On Twitter, security researcher Antonio Cocomazzi says, Microsoft has patched the problem on Windows 10 20H2 PCs after deploying the February 2022 Patch Windows updates. Another researcher, Will Dormann of CERT/CC, validated this information, stating they acquired the privileges to change without installing any updates, implying the change might have been applied by both Windows updates and Microsoft Defender’s cybersecurity updates. 
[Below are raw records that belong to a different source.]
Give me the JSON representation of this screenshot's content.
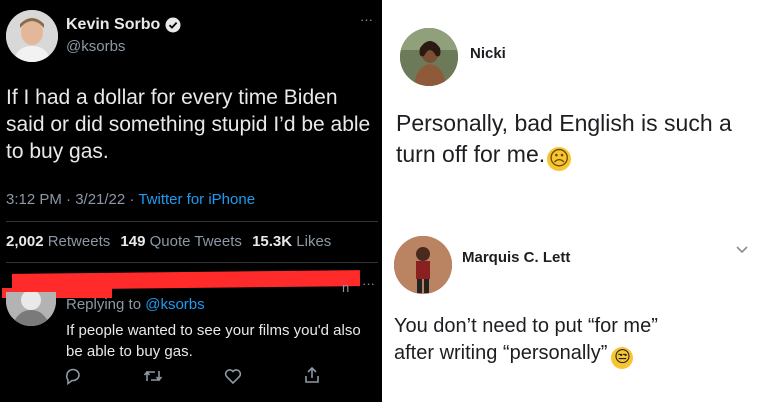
{
  "left_panel": {
    "tweet": {
      "author_name": "Kevin Sorbo",
      "handle": "@ksorbs",
      "more_glyph": "···",
      "text": "If I had a dollar for every time Biden said or did something stupid I’d be able to buy gas.",
      "time": "3:12 PM · 3/21/22 · ",
      "client": "Twitter for iPhone",
      "stats": {
        "retweets_count": "2,002",
        "retweets_label": "Retweets",
        "quotes_count": "149",
        "quotes_label": "Quote Tweets",
        "likes_count": "15.3K",
        "likes_label": "Likes"
      },
      "verified_icon": "verified-badge-icon"
    },
    "reply": {
      "replying_prefix": "Replying to ",
      "replying_handle": "@ksorbs",
      "partial_time": "n",
      "more_glyph": "···",
      "text": "If people wanted to see your films you'd also be able to buy gas.",
      "redaction_color": "#ff2b2b",
      "action_icons": [
        "reply-icon",
        "retweet-icon",
        "like-icon",
        "share-icon"
      ]
    }
  },
  "right_panel": {
    "post1": {
      "author": "Nicki",
      "text": "Personally, bad English is such a turn off for me.",
      "emoji": "☹"
    },
    "post2": {
      "author": "Marquis C. Lett",
      "text": "You don’t need to put “for me” after writing “personally”",
      "emoji": "😒"
    }
  }
}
After determining which directories were assigned to the antivirus block list, attackers might transmit and operate malware from a prohibited folder on an exploited Windows PC without danger of detection and neutralization. The permissions for Windows advanced security setups for Defender restrictions have been modified, with the 'Everyone' group deleted from the Register key's permission. 

  • The Exclusions Register key now has new permissions.
  • Access to Defender exclusions is now blocked.
  • Users with admin credentials are now required to access the database of exclusions through the command prompt or when creating exclusions using the Windows Security setup screen on Windows 10 systems in which this change has already been carried out. 
Microsoft is yet to comment on this problem, which was found as of late and has existed since the introduction of Windows 10. However, it is clear that Redmond's publisher has taken the appropriate steps. Furthermore, administrator rights are now required to view the list of locations blocked by the antivirus.